Luxembourg Publishes List of Jurisdictions Eligible for Automatic Exchange of Pillar Two GloBE Information Returns

On 26 May 2026, the Luxembourg Government issued a Grand-Ducal Regulation identifying the jurisdictions that have concluded an eligible competent authority agreement with Luxembourg for the automatic exchange of specific sections of the Global anti-Base Erosion (GloBE) Information Return (GIR) under the OECD Pillar Two framework.

The publication of this list is an important development for multinational enterprise (MNE) groups subject to the Global Minimum Tax rules, as it provides greater certainty regarding both information exchange obligations and access to local filing relief in Luxembourg.

Why Is the List Important?

Under Luxembourg's Pillar Two legislation, a Luxembourg constituent entity may be exempt from filing a local GIR where the return is filed by the Ultimate Parent Entity (UPE) or another designated filing entity located in a jurisdiction included on the Luxembourg list.

The existence of an eligible exchange agreement ensures that the Luxembourg tax authorities can obtain the relevant GIR information through automatic exchange mechanisms, thereby reducing duplicate reporting obligations within the group.

Where local filing relief is claimed, the Luxembourg constituent entity must nevertheless notify the Luxembourg tax authorities of the identity and jurisdiction of the filing entity.

Jurisdictions Covered

The list includes:

  • All EU Member States, for which the exchange of information is facilitated through the EU administrative cooperation framework (DAC9); and

  • Certain non-EU jurisdictions that have signed the Multilateral Competent Authority Agreement on the Exchange of GloBE Information Returns (GIR MCAA) and completed the necessary OECD notification procedures to enable exchanges with Luxembourg.

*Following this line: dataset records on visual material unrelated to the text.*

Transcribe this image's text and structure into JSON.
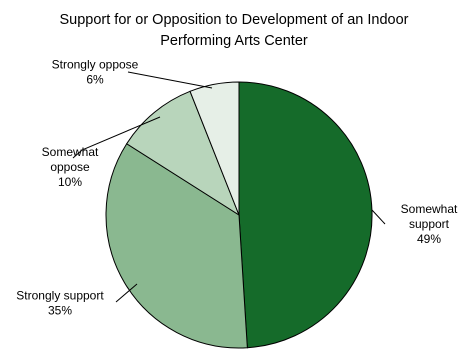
{
  "chart_data": {
    "type": "pie",
    "title_lines": [
      "Support for or Opposition to Development of an Indoor",
      "Performing Arts Center"
    ],
    "slices": [
      {
        "label_lines": [
          "Somewhat",
          "support"
        ],
        "pct_label": "49%",
        "value": 49,
        "color": "#156b2a"
      },
      {
        "label_lines": [
          "Strongly support"
        ],
        "pct_label": "35%",
        "value": 35,
        "color": "#8ab890"
      },
      {
        "label_lines": [
          "Somewhat",
          "oppose"
        ],
        "pct_label": "10%",
        "value": 10,
        "color": "#b8d5bb"
      },
      {
        "label_lines": [
          "Strongly oppose"
        ],
        "pct_label": "6%",
        "value": 6,
        "color": "#e6efe7"
      }
    ],
    "start_angle_deg": 0,
    "direction": "clockwise",
    "slice_border_color": "#000000",
    "legend": "none"
  }
}
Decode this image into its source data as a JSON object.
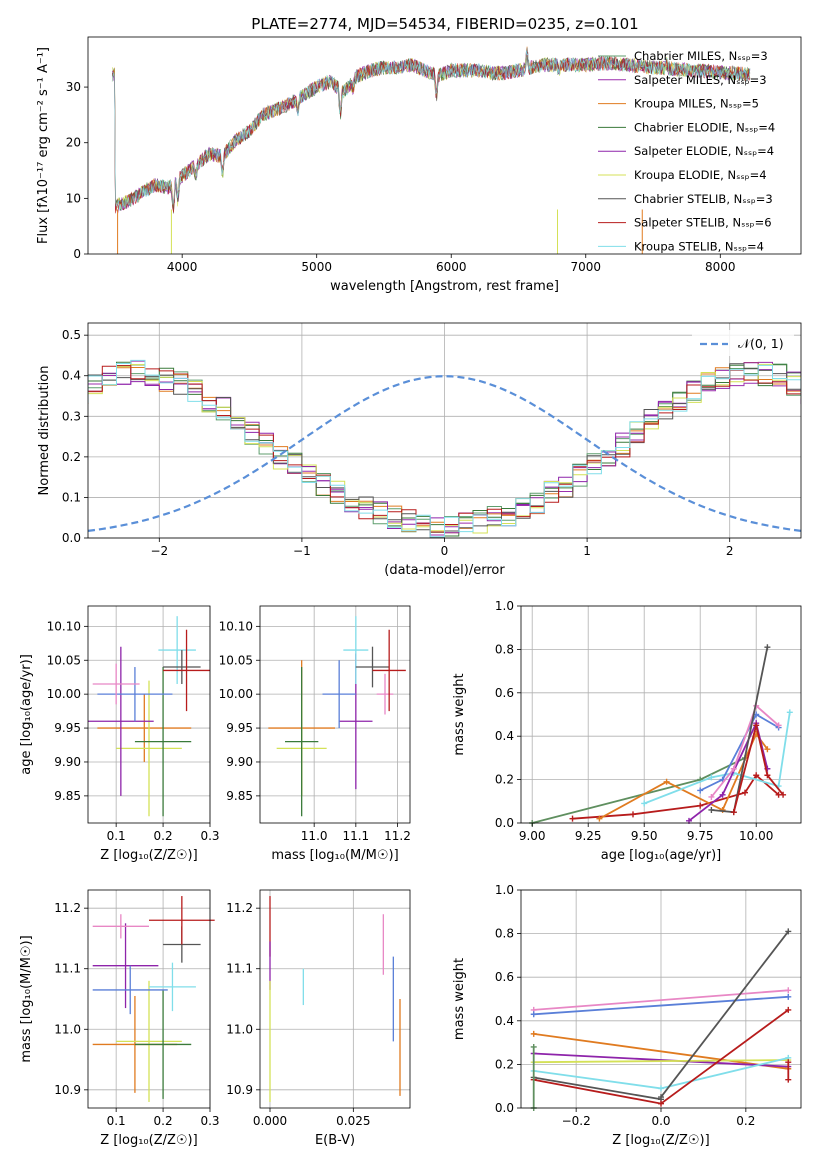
{
  "figure_title": "PLATE=2774, MJD=54534, FIBERID=0235, z=0.101",
  "series_colors": [
    "#5f9e6e",
    "#9b2fae",
    "#e07b20",
    "#3a7a3a",
    "#8e24aa",
    "#d4e157",
    "#555555",
    "#b71c1c",
    "#80deea"
  ],
  "chart_data": [
    {
      "type": "line",
      "title": "PLATE=2774, MJD=54534, FIBERID=0235, z=0.101",
      "xlabel": "wavelength [Angstrom, rest frame]",
      "ylabel": "Flux [fλ10⁻¹⁷ erg cm⁻² s⁻¹ A⁻¹]",
      "xlim": [
        3300,
        8600
      ],
      "ylim": [
        0,
        39
      ],
      "xticks": [
        4000,
        5000,
        6000,
        7000,
        8000
      ],
      "yticks": [
        0,
        10,
        20,
        30
      ],
      "grid": false,
      "legend": "right",
      "series": [
        {
          "name": "Chabrier MILES, Nₛₛₚ=3",
          "color": "#5f9e6e"
        },
        {
          "name": "Salpeter MILES, Nₛₛₚ=3",
          "color": "#9b2fae"
        },
        {
          "name": "Kroupa MILES, Nₛₛₚ=5",
          "color": "#e07b20"
        },
        {
          "name": "Chabrier ELODIE, Nₛₛₚ=4",
          "color": "#3a7a3a"
        },
        {
          "name": "Salpeter ELODIE, Nₛₛₚ=4",
          "color": "#8e24aa"
        },
        {
          "name": "Kroupa ELODIE, Nₛₛₚ=4",
          "color": "#d4e157"
        },
        {
          "name": "Chabrier STELIB, Nₛₛₚ=3",
          "color": "#555555"
        },
        {
          "name": "Salpeter STELIB, Nₛₛₚ=6",
          "color": "#b71c1c"
        },
        {
          "name": "Kroupa STELIB, Nₛₛₚ=4",
          "color": "#80deea"
        }
      ],
      "continuum": [
        [
          3500,
          8.5
        ],
        [
          3600,
          9.5
        ],
        [
          3700,
          11
        ],
        [
          3800,
          12.5
        ],
        [
          3900,
          12
        ],
        [
          4000,
          14
        ],
        [
          4100,
          16
        ],
        [
          4200,
          18
        ],
        [
          4300,
          17.5
        ],
        [
          4400,
          20.5
        ],
        [
          4500,
          22
        ],
        [
          4600,
          25
        ],
        [
          4700,
          26
        ],
        [
          4800,
          27
        ],
        [
          4900,
          28.5
        ],
        [
          5000,
          30
        ],
        [
          5100,
          31
        ],
        [
          5200,
          29
        ],
        [
          5300,
          32
        ],
        [
          5400,
          33
        ],
        [
          5500,
          33.5
        ],
        [
          5600,
          33.5
        ],
        [
          5700,
          34
        ],
        [
          5800,
          33
        ],
        [
          5900,
          32
        ],
        [
          6000,
          33
        ],
        [
          6100,
          33
        ],
        [
          6200,
          33
        ],
        [
          6300,
          32.5
        ],
        [
          6400,
          32.5
        ],
        [
          6500,
          33
        ],
        [
          6600,
          33.5
        ],
        [
          6700,
          34
        ],
        [
          6800,
          34
        ],
        [
          6900,
          34
        ],
        [
          7000,
          34
        ],
        [
          7100,
          34.2
        ],
        [
          7200,
          34.3
        ],
        [
          7300,
          34
        ],
        [
          7400,
          33.8
        ],
        [
          7500,
          33.5
        ],
        [
          7600,
          33.4
        ],
        [
          7700,
          33.2
        ],
        [
          7800,
          33
        ],
        [
          7900,
          32.9
        ],
        [
          8000,
          32.6
        ],
        [
          8100,
          32.5
        ],
        [
          8200,
          32.3
        ]
      ]
    },
    {
      "type": "line",
      "xlabel": "(data-model)/error",
      "ylabel": "Normed distribution",
      "xlim": [
        -2.5,
        2.5
      ],
      "ylim": [
        0,
        0.53
      ],
      "xticks": [
        -2,
        -1,
        0,
        1,
        2
      ],
      "yticks": [
        0.0,
        0.1,
        0.2,
        0.3,
        0.4,
        0.5
      ],
      "grid": true,
      "legend": "top-right",
      "reference": {
        "name": "𝒩(0, 1)",
        "mean": 0,
        "sigma": 1,
        "color": "#5a8fd8"
      },
      "bin_width": 0.1,
      "histogram_envelope": [
        0.03,
        0.035,
        0.04,
        0.05,
        0.06,
        0.075,
        0.09,
        0.11,
        0.13,
        0.155,
        0.18,
        0.2,
        0.23,
        0.26,
        0.29,
        0.32,
        0.34,
        0.36,
        0.38,
        0.39,
        0.4,
        0.41,
        0.405,
        0.4,
        0.38,
        0.36,
        0.34,
        0.31,
        0.28,
        0.25,
        0.22,
        0.19,
        0.165,
        0.14,
        0.12,
        0.1,
        0.08,
        0.065,
        0.05,
        0.04,
        0.03,
        0.025,
        0.02,
        0.018,
        0.015,
        0.012,
        0.01,
        0.01,
        0.009,
        0.008
      ]
    },
    {
      "type": "scatter",
      "xlabel": "Z [log₁₀(Z/Z☉)]",
      "ylabel": "age  [log₁₀(age/yr)]",
      "xlim": [
        0.04,
        0.3
      ],
      "ylim": [
        9.81,
        10.13
      ],
      "xticks": [
        0.1,
        0.2,
        0.3
      ],
      "yticks": [
        9.85,
        9.9,
        9.95,
        10.0,
        10.05,
        10.1
      ],
      "grid": true,
      "points": [
        {
          "x": 0.16,
          "y": 9.95,
          "xerr": 0.1,
          "yerr": 0.05,
          "color": "#e07b20"
        },
        {
          "x": 0.17,
          "y": 9.92,
          "xerr": 0.07,
          "yerr": 0.1,
          "color": "#d4e157"
        },
        {
          "x": 0.2,
          "y": 9.93,
          "xerr": 0.06,
          "yerr": 0.11,
          "color": "#3a7a3a"
        },
        {
          "x": 0.11,
          "y": 9.96,
          "xerr": 0.07,
          "yerr": 0.11,
          "color": "#8e24aa"
        },
        {
          "x": 0.14,
          "y": 10.0,
          "xerr": 0.08,
          "yerr": 0.04,
          "color": "#5a7fd8"
        },
        {
          "x": 0.1,
          "y": 10.015,
          "xerr": 0.05,
          "yerr": 0.03,
          "color": "#e887c5"
        },
        {
          "x": 0.23,
          "y": 10.065,
          "xerr": 0.04,
          "yerr": 0.05,
          "color": "#80deea"
        },
        {
          "x": 0.24,
          "y": 10.04,
          "xerr": 0.04,
          "yerr": 0.025,
          "color": "#555555"
        },
        {
          "x": 0.25,
          "y": 10.035,
          "xerr": 0.05,
          "yerr": 0.06,
          "color": "#b71c1c"
        }
      ]
    },
    {
      "type": "scatter",
      "xlabel": "mass [log₁₀(M/M☉)]",
      "ylabel": "",
      "xlim": [
        10.87,
        11.23
      ],
      "ylim": [
        9.81,
        10.13
      ],
      "xticks": [
        11.0,
        11.1,
        11.2
      ],
      "yticks": [
        9.85,
        9.9,
        9.95,
        10.0,
        10.05,
        10.1
      ],
      "grid": true,
      "points": [
        {
          "x": 10.97,
          "y": 9.95,
          "xerr": 0.08,
          "yerr": 0.1,
          "color": "#e07b20"
        },
        {
          "x": 10.97,
          "y": 9.92,
          "xerr": 0.06,
          "yerr": 0.07,
          "color": "#d4e157"
        },
        {
          "x": 10.97,
          "y": 9.93,
          "xerr": 0.04,
          "yerr": 0.11,
          "color": "#3a7a3a"
        },
        {
          "x": 11.1,
          "y": 9.96,
          "xerr": 0.04,
          "yerr": 0.1,
          "color": "#8e24aa"
        },
        {
          "x": 11.06,
          "y": 10.0,
          "xerr": 0.04,
          "yerr": 0.05,
          "color": "#5a7fd8"
        },
        {
          "x": 11.17,
          "y": 10.0,
          "xerr": 0.02,
          "yerr": 0.03,
          "color": "#e887c5"
        },
        {
          "x": 11.1,
          "y": 10.065,
          "xerr": 0.03,
          "yerr": 0.05,
          "color": "#80deea"
        },
        {
          "x": 11.14,
          "y": 10.04,
          "xerr": 0.04,
          "yerr": 0.03,
          "color": "#555555"
        },
        {
          "x": 11.18,
          "y": 10.035,
          "xerr": 0.04,
          "yerr": 0.06,
          "color": "#b71c1c"
        }
      ]
    },
    {
      "type": "line",
      "xlabel": "age  [log₁₀(age/yr)]",
      "ylabel": "mass weight",
      "xlim": [
        8.95,
        10.2
      ],
      "ylim": [
        0,
        1.0
      ],
      "xticks": [
        9.0,
        9.25,
        9.5,
        9.75,
        10.0
      ],
      "yticks": [
        0.0,
        0.2,
        0.4,
        0.6,
        0.8,
        1.0
      ],
      "grid": true,
      "series": [
        {
          "color": "#5f8f5f",
          "x": [
            9.0,
            9.75,
            9.95
          ],
          "y": [
            0.0,
            0.2,
            0.3
          ]
        },
        {
          "color": "#b71c1c",
          "x": [
            9.18,
            9.45,
            9.75,
            9.95,
            10.0,
            10.1
          ],
          "y": [
            0.02,
            0.04,
            0.08,
            0.14,
            0.22,
            0.13
          ]
        },
        {
          "color": "#e07b20",
          "x": [
            9.3,
            9.6,
            9.85,
            10.0,
            10.05
          ],
          "y": [
            0.02,
            0.19,
            0.06,
            0.41,
            0.34
          ]
        },
        {
          "color": "#80deea",
          "x": [
            9.5,
            9.8,
            9.9,
            10.1,
            10.15
          ],
          "y": [
            0.09,
            0.21,
            0.23,
            0.17,
            0.51
          ]
        },
        {
          "color": "#8e24aa",
          "x": [
            9.7,
            9.85,
            10.0,
            10.05
          ],
          "y": [
            0.01,
            0.13,
            0.46,
            0.25
          ]
        },
        {
          "color": "#5a7fd8",
          "x": [
            9.75,
            9.85,
            10.0,
            10.1
          ],
          "y": [
            0.15,
            0.2,
            0.5,
            0.44
          ]
        },
        {
          "color": "#e887c5",
          "x": [
            9.8,
            9.9,
            10.0,
            10.1
          ],
          "y": [
            0.12,
            0.25,
            0.54,
            0.45
          ]
        },
        {
          "color": "#555555",
          "x": [
            9.8,
            9.9,
            10.05
          ],
          "y": [
            0.06,
            0.05,
            0.81
          ]
        },
        {
          "color": "#b71c1c",
          "x": [
            9.9,
            10.0,
            10.05,
            10.12
          ],
          "y": [
            0.05,
            0.45,
            0.22,
            0.13
          ]
        }
      ]
    },
    {
      "type": "scatter",
      "xlabel": "Z [log₁₀(Z/Z☉)]",
      "ylabel": "mass [log₁₀(M/M☉)]",
      "xlim": [
        0.04,
        0.3
      ],
      "ylim": [
        10.87,
        11.23
      ],
      "xticks": [
        0.1,
        0.2,
        0.3
      ],
      "yticks": [
        10.9,
        11.0,
        11.1,
        11.2
      ],
      "grid": true,
      "points": [
        {
          "x": 0.14,
          "y": 10.975,
          "xerr": 0.09,
          "yerr": 0.08,
          "color": "#e07b20"
        },
        {
          "x": 0.17,
          "y": 10.98,
          "xerr": 0.07,
          "yerr": 0.1,
          "color": "#d4e157"
        },
        {
          "x": 0.2,
          "y": 10.975,
          "xerr": 0.06,
          "yerr": 0.09,
          "color": "#3a7a3a"
        },
        {
          "x": 0.12,
          "y": 11.105,
          "xerr": 0.07,
          "yerr": 0.07,
          "color": "#8e24aa"
        },
        {
          "x": 0.13,
          "y": 11.065,
          "xerr": 0.08,
          "yerr": 0.04,
          "color": "#5a7fd8"
        },
        {
          "x": 0.11,
          "y": 11.17,
          "xerr": 0.06,
          "yerr": 0.02,
          "color": "#e887c5"
        },
        {
          "x": 0.22,
          "y": 11.07,
          "xerr": 0.05,
          "yerr": 0.04,
          "color": "#80deea"
        },
        {
          "x": 0.24,
          "y": 11.14,
          "xerr": 0.04,
          "yerr": 0.03,
          "color": "#555555"
        },
        {
          "x": 0.24,
          "y": 11.18,
          "xerr": 0.07,
          "yerr": 0.04,
          "color": "#b71c1c"
        }
      ]
    },
    {
      "type": "scatter",
      "xlabel": "E(B-V)",
      "ylabel": "",
      "xlim": [
        -0.003,
        0.042
      ],
      "ylim": [
        10.87,
        11.23
      ],
      "xticks": [
        0.0,
        0.025
      ],
      "yticks": [
        10.9,
        11.0,
        11.1,
        11.2
      ],
      "grid": true,
      "points": [
        {
          "x": 0.0,
          "y": 11.17,
          "yerr": 0.05,
          "color": "#b71c1c"
        },
        {
          "x": 0.0,
          "y": 11.105,
          "yerr": 0.04,
          "color": "#8e24aa"
        },
        {
          "x": 0.0,
          "y": 10.98,
          "yerr": 0.1,
          "color": "#d4e157"
        },
        {
          "x": 0.01,
          "y": 11.07,
          "yerr": 0.03,
          "color": "#80deea"
        },
        {
          "x": 0.034,
          "y": 11.14,
          "yerr": 0.05,
          "color": "#e887c5"
        },
        {
          "x": 0.037,
          "y": 11.05,
          "yerr": 0.07,
          "color": "#5a7fd8"
        },
        {
          "x": 0.039,
          "y": 10.97,
          "yerr": 0.08,
          "color": "#e07b20"
        }
      ]
    },
    {
      "type": "line",
      "xlabel": "Z [log₁₀(Z/Z☉)]",
      "ylabel": "mass weight",
      "xlim": [
        -0.33,
        0.33
      ],
      "ylim": [
        0,
        1.0
      ],
      "xticks": [
        -0.2,
        0.0,
        0.2
      ],
      "yticks": [
        0.0,
        0.2,
        0.4,
        0.6,
        0.8,
        1.0
      ],
      "grid": true,
      "series": [
        {
          "color": "#e887c5",
          "x": [
            -0.3,
            0.3
          ],
          "y": [
            0.45,
            0.54
          ]
        },
        {
          "color": "#5a7fd8",
          "x": [
            -0.3,
            0.3
          ],
          "y": [
            0.43,
            0.51
          ]
        },
        {
          "color": "#e07b20",
          "x": [
            -0.3,
            0.3
          ],
          "y": [
            0.34,
            0.18
          ]
        },
        {
          "color": "#8e24aa",
          "x": [
            -0.3,
            0.3
          ],
          "y": [
            0.25,
            0.19
          ]
        },
        {
          "color": "#d4e157",
          "x": [
            -0.3,
            0.3
          ],
          "y": [
            0.21,
            0.22
          ]
        },
        {
          "color": "#80deea",
          "x": [
            -0.3,
            0.0,
            0.3
          ],
          "y": [
            0.17,
            0.09,
            0.23
          ]
        },
        {
          "color": "#555555",
          "x": [
            -0.3,
            0.0
          ],
          "y": [
            0.14,
            0.04
          ]
        },
        {
          "color": "#b71c1c",
          "x": [
            -0.3,
            0.0,
            0.3
          ],
          "y": [
            0.13,
            0.02,
            0.45
          ]
        },
        {
          "color": "#555555",
          "x": [
            0.0,
            0.3
          ],
          "y": [
            0.05,
            0.81
          ]
        },
        {
          "color": "#5f8f5f",
          "x": [
            -0.3,
            -0.3
          ],
          "y": [
            0.0,
            0.28
          ]
        },
        {
          "color": "#b71c1c",
          "x": [
            0.3,
            0.3
          ],
          "y": [
            0.21,
            0.13
          ]
        }
      ]
    }
  ]
}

The regulation generally applies to fiscal years beginning on or after 31 December 2023. Specific effective dates apply to certain jurisdictions, including:

  • Japan – fiscal years beginning on or after 1 April 2024

  • Hong Kong – fiscal years beginning on or after 1 January 2025

A Dynamic Framework

The Luxembourg authorities have indicated that the list will be updated as additional jurisdictions become eligible for automatic exchanges under the GIR MCAA framework. Importantly, future updates may apply by reference to the relevant reporting year rather than the publication date of the update.

Groups should therefore continue to monitor developments closely, as additional jurisdictions may become eligible for the exchange of 2024 reporting-year GIRs.

Practical Implications

With the Luxembourg GIR filing portal now operational, affected groups should review their Pillar Two reporting strategy and confirm whether local filing relief is available. Luxembourg entities intending to rely on an overseas filing should ensure that:

  • The filing jurisdiction appears on the Luxembourg list; and

  • Appropriate evidence of the GIR filing is maintained as part of the group's Pillar Two compliance documentation.

The publication of the list represents a significant operational step in the implementation of the Pillar Two reporting framework and provides welcome clarity for taxpayers seeking to coordinate GIR filing obligations across multiple jurisdictions.